Visitantes de distintos estados de México y de países como Estados Unidos o España acuden a la Comarca Lagunera con un objetivo claro: probar, comprar y llevar consigo este pan único.
Los laguneros, orgullosos de su producto, lo han integrado en su vida diaria de una forma que lo diferencia del resto del país. Mientras que en otras regiones el bolillo es la base de los antojitos callejeros, en la Laguna los tradicionales lonches —rebosantes de guisos, carne o queso— se hacen únicamente con pan francés.
Esta costumbre es tan fuerte que forma parte de la identidad culinaria de la región, al grado de que resulta impensable imaginar un lonche con otro tipo de pan.
“La gente de fuera viene y se sorprende. Compran el pan por cajas enteras, se lo llevan en aviones o autobuses. No es raro que un lagunero que vive en otro estado encargue a su familia que le mande pan francés. Es más que un gusto, es un pedazo de la tierra que uno se lleva consigo”, comparten algunos comerciantes del centro histórico de Torreón.
El paso del tiempo: de la leña a las máquinas
La producción del pan francés ha evolucionado junto con la región. Los panaderos más veteranos recuerdan los años en que la masa debía mezclarse a mano, revolviendo kilos de harina en grandes artesas de madera. Los hornos, encendidos con leña, requerían paciencia y precisión para mantener la temperatura adecuada.

Hoy, las máquinas se han convertido en aliadas indispensables: mezcladoras industriales que reducen horas de trabajo en minutos, hornos modernos que garantizan uniformidad en cada pieza y procesos que permiten responder a una demanda cada vez mayor sin perder la esencia del pan.
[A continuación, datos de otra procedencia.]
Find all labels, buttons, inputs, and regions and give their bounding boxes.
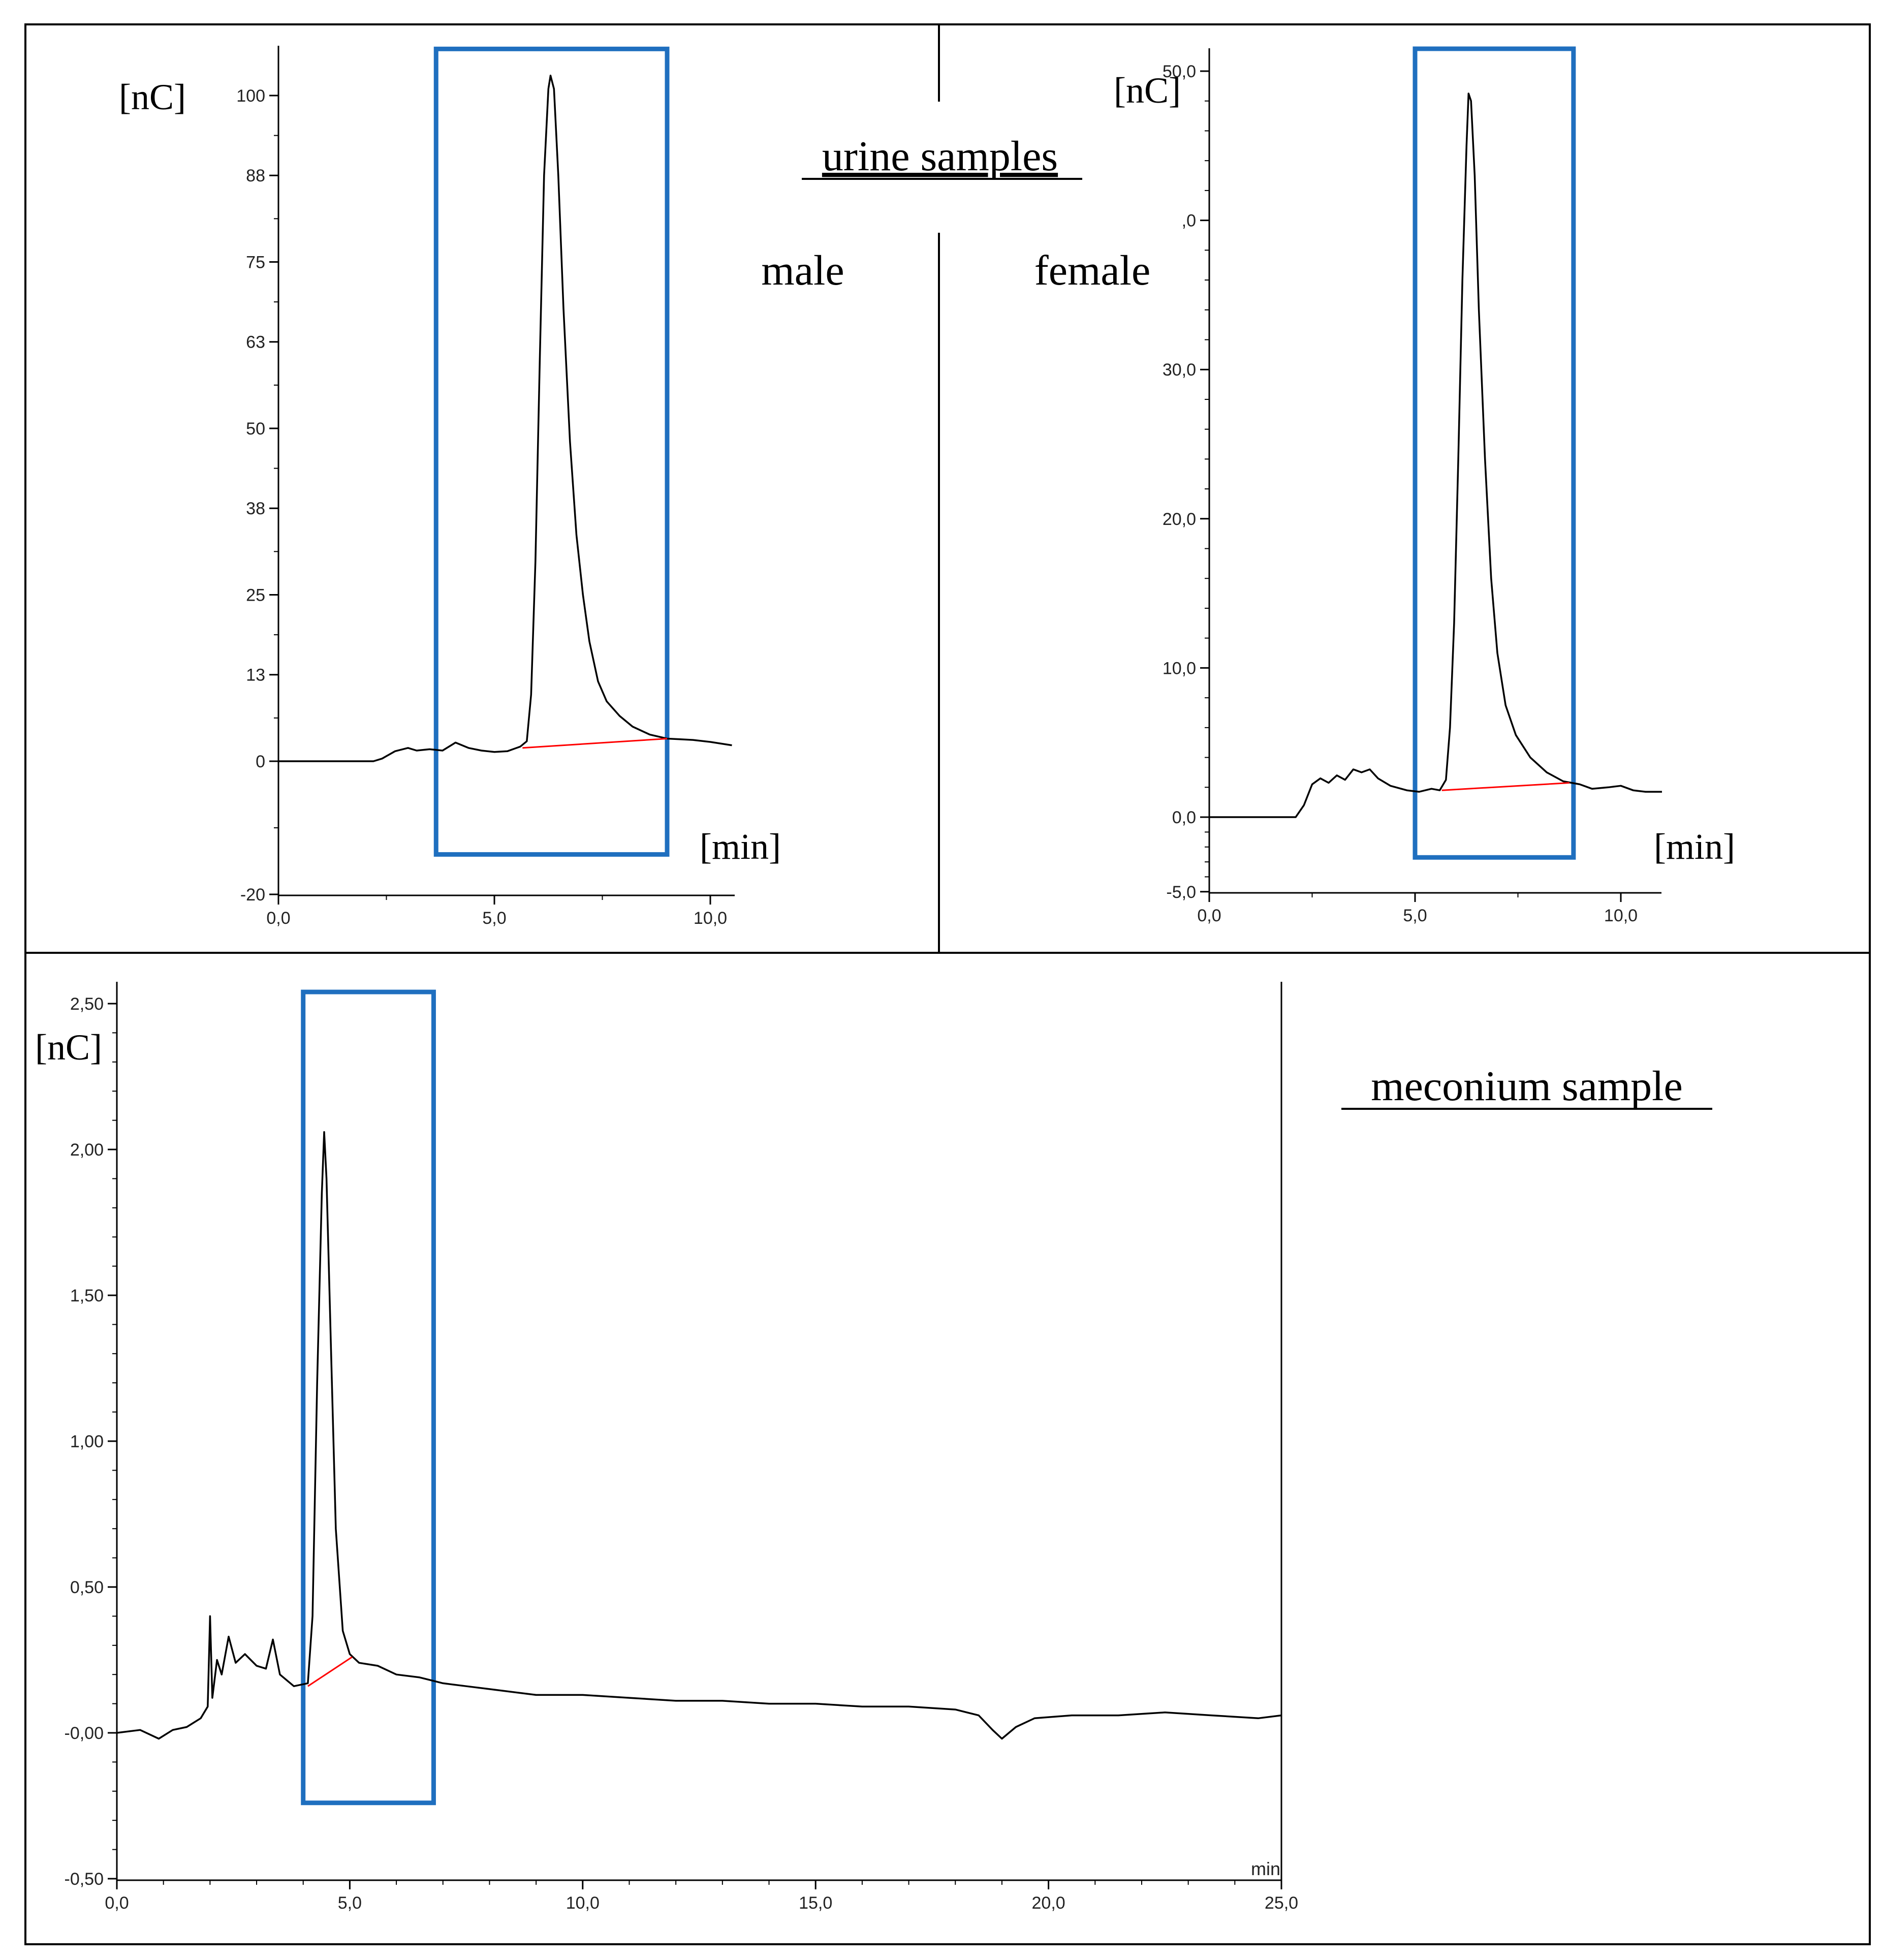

“Hace treinta años, cuando empecé en este oficio, todo era manual. Amasábamos con las manos, cocíamos con leña y el proceso era muy pesado. Ahora las máquinas han hecho el trabajo más rápido, pero el sabor sigue siendo el mismo. La tradición no se ha perdido”, recuerda un panadero de Gómez Palacio.
El pan de cada día
Según datos de la Cámara Nacional de la Industria Panificadora en la región Laguna, cada día se producen cerca de 200 mil piezas de pan francés. Su precio ronda los doce pesos por unidad, lo que lo convierte en un alimento accesible que todavía forma parte de la dieta diaria de miles de familias.
En la mesa lagunera, el pan francés acompaña el café de la mañana, las comidas familiares y las cenas improvisadas. Se come solo, con mantequilla, con frijoles o en los famosos lonches o tortas, como se les conoce en otras partes de México.
En cada mordida se encierra una historia: la del abuelo que llevaba a sus nietos a la panadería, la de los estudiantes que salían de la escuela directo a comprar su pan caliente, la de los migrantes que, al regresar a la Laguna, buscan con ansias reencontrarse con ese sabor de la infancia.
Un símbolo que trasciende generaciones
Aunque no existe un registro histórico exacto de su origen, lo cierto es que el pan francés se ha consolidado como parte esencial de la identidad lagunera. Es un símbolo que habla de resiliencia y de orgullo, un producto que nació inspirado en tierras lejanas, pero que encontró en el desierto de la Laguna el terreno perfecto para florecer.

El pan francés no solo alimenta el cuerpo, sino también nutre la memoria colectiva. Sus ingredientes, sencillos y cotidianos, se transforman en un puente entre pasado y presente, entre tradición y modernidad. Su aroma, que se esparce cada mañana por calles y colonias, es quizá la mejor forma de describir lo que significa ser lagunero.
En cada pieza se esconde una metáfora: dorado como el sol que castiga a la región, resistente como la gente que habita la tierra árida y cálido como el espíritu hospitalario de sus habitantes. El pan francés es, en definitiva, un orgullo comestible que ha sabido resistir el paso del tiempo para convertirse en un verdadero patrimonio cultural.